The report, titled “Harnessing the Power of Digital Data for Science and Society,” calls for development of interagency and agency-specific policies for the management of data produced by or for government throughout its life cycle. The policies not only would fulfill obligations to make public information truly public, but would benefit the nation’s economy and its research and development communities.
The report was written by representatives of 22 agencies that comprise the Interagency Working Group on Digital Data of the National Science and Technology Council (NSTC). The NSTC is a Cabinet-level council that operates under the White House Office of Science and Technology Policy.
Although the report is being pushed now as an example of the Obama administration’s policy of democratizing data and putting more of an emphasis on science, it was published in January before the inauguration. Newly appointed Federal Chief Information Officer Vivek Kundra has proposed a central online repository for such information at data.gov, which OSTP has said it is working to implement. The report does not mention data.gov as a vehicle for implementing its recommendations.

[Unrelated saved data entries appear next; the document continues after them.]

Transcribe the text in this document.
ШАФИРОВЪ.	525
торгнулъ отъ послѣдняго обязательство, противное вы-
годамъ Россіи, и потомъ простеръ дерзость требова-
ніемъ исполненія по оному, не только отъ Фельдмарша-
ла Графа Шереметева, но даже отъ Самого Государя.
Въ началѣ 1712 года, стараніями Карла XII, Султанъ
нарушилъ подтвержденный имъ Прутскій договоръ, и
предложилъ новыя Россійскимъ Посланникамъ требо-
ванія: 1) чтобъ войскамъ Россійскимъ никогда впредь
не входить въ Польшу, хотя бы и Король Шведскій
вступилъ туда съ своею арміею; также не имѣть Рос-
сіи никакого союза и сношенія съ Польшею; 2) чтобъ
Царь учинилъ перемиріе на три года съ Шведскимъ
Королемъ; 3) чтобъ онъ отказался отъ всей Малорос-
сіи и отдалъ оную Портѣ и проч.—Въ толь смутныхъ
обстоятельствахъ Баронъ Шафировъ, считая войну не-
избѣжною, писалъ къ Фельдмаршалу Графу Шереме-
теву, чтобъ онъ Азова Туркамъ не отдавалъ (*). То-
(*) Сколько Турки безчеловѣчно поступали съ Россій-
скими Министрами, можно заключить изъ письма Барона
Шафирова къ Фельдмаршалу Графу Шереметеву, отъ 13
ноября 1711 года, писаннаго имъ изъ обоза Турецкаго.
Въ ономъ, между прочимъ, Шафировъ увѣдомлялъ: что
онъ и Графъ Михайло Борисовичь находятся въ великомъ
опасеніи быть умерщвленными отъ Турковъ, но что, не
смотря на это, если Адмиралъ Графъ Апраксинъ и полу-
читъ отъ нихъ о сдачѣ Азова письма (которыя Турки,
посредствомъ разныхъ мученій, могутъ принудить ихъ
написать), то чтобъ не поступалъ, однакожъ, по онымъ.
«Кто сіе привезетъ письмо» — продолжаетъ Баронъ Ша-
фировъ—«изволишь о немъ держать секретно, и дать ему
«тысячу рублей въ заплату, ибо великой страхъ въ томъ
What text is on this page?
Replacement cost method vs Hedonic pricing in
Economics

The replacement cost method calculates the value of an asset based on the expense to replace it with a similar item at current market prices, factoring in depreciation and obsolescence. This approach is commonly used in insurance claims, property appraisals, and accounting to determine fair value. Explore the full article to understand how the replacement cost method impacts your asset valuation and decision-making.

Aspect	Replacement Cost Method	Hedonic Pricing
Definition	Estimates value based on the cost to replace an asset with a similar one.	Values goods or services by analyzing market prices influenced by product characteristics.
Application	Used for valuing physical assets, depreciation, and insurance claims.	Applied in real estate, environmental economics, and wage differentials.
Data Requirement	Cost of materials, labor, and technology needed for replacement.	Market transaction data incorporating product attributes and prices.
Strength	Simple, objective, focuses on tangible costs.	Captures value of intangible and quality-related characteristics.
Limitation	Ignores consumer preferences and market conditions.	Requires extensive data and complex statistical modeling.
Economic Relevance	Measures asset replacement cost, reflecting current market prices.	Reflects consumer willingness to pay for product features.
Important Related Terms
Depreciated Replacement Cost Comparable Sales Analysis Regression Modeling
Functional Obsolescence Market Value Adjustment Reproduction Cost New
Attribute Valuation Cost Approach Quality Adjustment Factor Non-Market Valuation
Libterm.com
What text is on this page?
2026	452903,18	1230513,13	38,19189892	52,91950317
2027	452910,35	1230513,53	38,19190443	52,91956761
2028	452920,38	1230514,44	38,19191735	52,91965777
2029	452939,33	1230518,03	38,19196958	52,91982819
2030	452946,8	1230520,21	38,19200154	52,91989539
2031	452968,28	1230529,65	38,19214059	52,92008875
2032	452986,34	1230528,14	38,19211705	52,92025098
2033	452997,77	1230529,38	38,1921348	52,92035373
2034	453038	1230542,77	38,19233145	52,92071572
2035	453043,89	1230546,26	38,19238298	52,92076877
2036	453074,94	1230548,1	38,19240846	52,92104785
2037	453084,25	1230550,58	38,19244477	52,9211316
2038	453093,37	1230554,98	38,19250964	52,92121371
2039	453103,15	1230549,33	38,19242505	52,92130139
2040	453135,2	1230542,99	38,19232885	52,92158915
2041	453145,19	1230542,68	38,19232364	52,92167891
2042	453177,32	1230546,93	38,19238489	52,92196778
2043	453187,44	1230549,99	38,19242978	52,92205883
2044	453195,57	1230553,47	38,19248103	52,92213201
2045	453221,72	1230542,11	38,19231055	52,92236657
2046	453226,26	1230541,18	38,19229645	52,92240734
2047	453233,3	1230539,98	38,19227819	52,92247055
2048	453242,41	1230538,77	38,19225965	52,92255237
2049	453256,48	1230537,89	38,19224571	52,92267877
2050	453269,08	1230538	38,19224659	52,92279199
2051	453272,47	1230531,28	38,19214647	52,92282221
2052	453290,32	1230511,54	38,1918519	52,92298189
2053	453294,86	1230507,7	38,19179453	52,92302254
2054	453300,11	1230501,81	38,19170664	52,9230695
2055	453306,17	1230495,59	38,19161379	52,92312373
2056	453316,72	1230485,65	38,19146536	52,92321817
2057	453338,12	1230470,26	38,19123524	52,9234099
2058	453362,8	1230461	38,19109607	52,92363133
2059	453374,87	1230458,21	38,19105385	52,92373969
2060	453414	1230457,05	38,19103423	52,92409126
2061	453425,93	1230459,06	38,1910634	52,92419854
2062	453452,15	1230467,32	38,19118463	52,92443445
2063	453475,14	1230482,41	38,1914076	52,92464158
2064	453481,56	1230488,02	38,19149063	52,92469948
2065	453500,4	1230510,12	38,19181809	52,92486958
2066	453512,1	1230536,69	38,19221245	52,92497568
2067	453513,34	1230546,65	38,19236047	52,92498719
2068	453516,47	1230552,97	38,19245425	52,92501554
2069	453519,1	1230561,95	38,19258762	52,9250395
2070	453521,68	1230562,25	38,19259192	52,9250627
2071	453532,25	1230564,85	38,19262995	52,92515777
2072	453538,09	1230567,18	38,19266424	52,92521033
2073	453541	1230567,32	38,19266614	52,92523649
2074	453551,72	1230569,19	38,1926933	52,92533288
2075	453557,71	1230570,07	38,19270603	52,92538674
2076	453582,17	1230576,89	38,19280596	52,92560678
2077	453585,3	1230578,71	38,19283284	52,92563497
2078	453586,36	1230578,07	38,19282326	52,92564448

The emphasis on managing digital data has been made necessary by developments in scientific research, which is becoming increasingly big, distributed and digitized.
“Science and engineering research and education are increasingly digital,” said Arden Bement, director of the National Science Foundation and an NSTC member. “New observation systems are prime examples, expanding the scales for conducting observations from the sub-atomic to the cosmic. A broad framework for promoting continuing access and interoperability for scientific data is key to progress in this digital age.”
Characteristics of the current digital data landscape are described in the report as:
- The starting points for new research increasingly are digital and their products increasingly are born digital.
- Innovations in digital technology are driving the exploding volumes and rising demand for data.
- All sectors of society are stakeholders in digital preservation and access.
- A comprehensive framework for cooperation to manage the preservation of digital data is missing.
The goal of the report’s recommendations is to bring together the increasing volumes of digital data with the people who will be using and taking advantage of it. It lays out a vision and a strategy for achieving it. The vision is to “create a comprehensive framework of transparent, evolvable, extensible policies and management and organizational structures that provide reliable, effective access to the full spectrum of public digital scientific data. Such a framework will serve as a driving force for American leadership in science and in a competitive, global information society.”
To pursue this strategy, the report recommends:
- An NSTC subcommittee for digital scientific data preservation, access, and interoperability be created. This would focus on goals requiring broad coordination.
- Appropriate departments and agencies lay the foundations for agency digital scientific data policy and make the policy publicly available. In doing this, agencies should consider all components of a comprehensive policy to address the full management life cycle.
- The agencies promote a data management planning process for projects that generate data that should be preserved.